The writer spoke of acute bodily illness--of a mental disorder which oppressed him. (3)

Notice that Usher is afflicted by a mental illness while his sister is afflicted with a physical illness.

I reined my horse to the precipitous brink of a black and lurid tarn that lay in unruffled lustre by the dwelling, and gazed down--but with a shudder even more thrilling than before--upon the remodelled and inverted images of the grey sedge, and the ghastly tree-stems, and the vacant and eye-like windows. (1)

This reflection is the first instance of doubling we see in the text. The motif is repeated in the inverted relationship between the Usher twins.

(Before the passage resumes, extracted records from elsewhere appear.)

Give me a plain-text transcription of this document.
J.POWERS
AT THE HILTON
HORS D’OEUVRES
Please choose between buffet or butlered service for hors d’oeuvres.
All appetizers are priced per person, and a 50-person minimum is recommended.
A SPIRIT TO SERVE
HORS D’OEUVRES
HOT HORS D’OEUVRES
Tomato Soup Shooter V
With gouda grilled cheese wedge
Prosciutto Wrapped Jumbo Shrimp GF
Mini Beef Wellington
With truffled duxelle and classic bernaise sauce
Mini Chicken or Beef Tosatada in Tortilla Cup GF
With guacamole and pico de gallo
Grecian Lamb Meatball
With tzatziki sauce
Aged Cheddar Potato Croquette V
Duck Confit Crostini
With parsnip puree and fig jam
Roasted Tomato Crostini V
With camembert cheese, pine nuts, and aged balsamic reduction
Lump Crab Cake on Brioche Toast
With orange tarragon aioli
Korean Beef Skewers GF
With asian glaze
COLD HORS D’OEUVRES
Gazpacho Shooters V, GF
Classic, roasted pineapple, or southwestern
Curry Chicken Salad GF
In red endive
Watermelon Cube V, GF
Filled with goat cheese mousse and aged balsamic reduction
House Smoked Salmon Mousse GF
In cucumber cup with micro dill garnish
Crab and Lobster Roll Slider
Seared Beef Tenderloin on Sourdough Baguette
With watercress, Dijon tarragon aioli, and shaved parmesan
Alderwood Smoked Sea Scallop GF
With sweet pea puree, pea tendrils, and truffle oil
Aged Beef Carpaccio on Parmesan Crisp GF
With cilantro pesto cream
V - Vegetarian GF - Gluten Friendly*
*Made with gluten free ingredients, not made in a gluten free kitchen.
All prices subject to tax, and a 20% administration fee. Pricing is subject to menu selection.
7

Perhaps the eye of a scrutinizing observer might have discovered a barely perceptible fissure, which, extending from the roof of the building in front, made its way down the wall in a zigzag direction, until it became lost in the sullen waters of the tarn. (5)

This crack reveals that something is wrong in the Usher family, and of course foreshadows the collapse at the story’s ending.

A cadaverousness of complexion; an eye large, liquid, and luminous beyond comparison… (8)

The special quality of Usher’s eyes suggests that he has special abilities of perception. And, indeed, he can recognize elements of the supernatural that take the narrator longer to recognize.

We painted and read together; or I listened, as if in a dream, to the wild improvisations of his speaking guitar. (15)

This is another case of doubling; reality is reflected, though distorted, in the worlds of fiction and music.